Trois décès par jour
Encore trop souvent des personnes meurent sur leur lieu de travail. En 2021 en Italie, 1 221 décès ont été recensés selon les données de l'Institut national d'assurance contre les accidents du travail (INAIL) ; des décès auxquels il faut ajouter tous ceux survenus dans le cadre du travail au noir.

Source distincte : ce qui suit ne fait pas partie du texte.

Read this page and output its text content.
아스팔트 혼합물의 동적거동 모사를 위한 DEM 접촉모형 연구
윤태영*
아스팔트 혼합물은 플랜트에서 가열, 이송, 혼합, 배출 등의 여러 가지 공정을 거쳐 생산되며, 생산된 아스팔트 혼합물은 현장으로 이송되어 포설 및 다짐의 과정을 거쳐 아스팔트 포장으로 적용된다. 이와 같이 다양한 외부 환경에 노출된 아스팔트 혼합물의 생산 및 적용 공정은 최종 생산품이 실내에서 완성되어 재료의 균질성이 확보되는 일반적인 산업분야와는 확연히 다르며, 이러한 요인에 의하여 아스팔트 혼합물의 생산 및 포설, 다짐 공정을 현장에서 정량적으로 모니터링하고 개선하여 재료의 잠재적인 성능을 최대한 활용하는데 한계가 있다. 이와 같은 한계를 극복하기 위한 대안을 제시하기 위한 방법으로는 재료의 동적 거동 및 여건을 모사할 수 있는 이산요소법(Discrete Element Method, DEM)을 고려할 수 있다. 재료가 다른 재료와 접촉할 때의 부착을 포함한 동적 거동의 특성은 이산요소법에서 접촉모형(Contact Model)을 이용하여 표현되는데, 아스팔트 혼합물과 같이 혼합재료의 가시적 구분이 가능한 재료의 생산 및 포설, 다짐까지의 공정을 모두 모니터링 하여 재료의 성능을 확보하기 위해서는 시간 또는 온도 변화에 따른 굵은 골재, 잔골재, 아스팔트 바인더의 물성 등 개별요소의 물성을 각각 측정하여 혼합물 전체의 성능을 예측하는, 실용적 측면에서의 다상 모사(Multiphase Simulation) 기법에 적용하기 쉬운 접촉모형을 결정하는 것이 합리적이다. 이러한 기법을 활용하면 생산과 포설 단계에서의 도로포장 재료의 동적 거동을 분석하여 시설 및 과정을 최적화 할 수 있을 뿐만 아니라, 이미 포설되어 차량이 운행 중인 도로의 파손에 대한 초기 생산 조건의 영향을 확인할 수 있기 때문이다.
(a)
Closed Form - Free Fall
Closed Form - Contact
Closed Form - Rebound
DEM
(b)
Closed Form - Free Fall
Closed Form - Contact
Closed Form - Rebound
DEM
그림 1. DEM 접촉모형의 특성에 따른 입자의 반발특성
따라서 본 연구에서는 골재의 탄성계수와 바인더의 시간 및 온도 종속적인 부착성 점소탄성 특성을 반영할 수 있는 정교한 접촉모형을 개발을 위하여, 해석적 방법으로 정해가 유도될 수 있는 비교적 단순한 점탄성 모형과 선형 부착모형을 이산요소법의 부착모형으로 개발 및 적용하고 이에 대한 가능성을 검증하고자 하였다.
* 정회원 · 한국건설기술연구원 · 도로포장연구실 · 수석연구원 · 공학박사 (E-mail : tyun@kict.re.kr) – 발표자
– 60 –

Ainsi, chaque jour en Italie, au moins trois personnes meurent sur leur lieu de travail. «Nous sommes confrontés à une idole moderne qui continue à exiger un tribut intolérable de larmes», déplore la Conférence épiscopale italienne, soulignant que les secteurs les plus touchés sont l'industrie, les services, la construction et l'agriculture. «Chaque drame qui se produit est une défaite pour la société dans son ensemble, chaque accident mortel marque une profonde lacération tant chez ceux qui en subissent les effets directs, comme la famille et les collègues de travail, que dans l'opinion publique», peut-on lire dans ce message.
Une précarité nuisible
Le marché du travail est pointé du doigt. Les évêques condamnent un système productif qui se nourrit parfois d'une précarité qui peut s’avérer dangereuse: «La précarité croissante oblige de nombreux travailleurs à changer fréquemment d'emploi, de contexte de travail et de procédures, les exposant ainsi à des risques plus importants. Souvent, en outre, les tâches les plus dangereuses sont confiées à des coopératives de services, avec du personnel mal payé, mal formé, engagé sur des contrats à court terme, contraint de travailler avec des rythmes et des charges de travail inadéquats, dans une combinaison ruineuse qui augmente le risque d'erreurs fatales», soulignent les évêques.
La complexité des causes et des événements nécessitent selon eux une approche «intégrale» de la part de tous les acteurs sur le terrain: des interventions systémiques doivent être mises en œuvre tant au niveau de l'État que des entreprises. «Il est essentiel d'investir dans la recherche et les nouvelles technologies, dans la formation des travailleurs et des employeurs, mais aussi d'inclure la discipline de la santé et de la sécurité au travail dans les programmes scolaires et la formation professionnelle. Il est important que l'État mette en place des contrôles plus minutieux, qui deviennent un stimulant pour la prévention des accidents», écrivent-ils.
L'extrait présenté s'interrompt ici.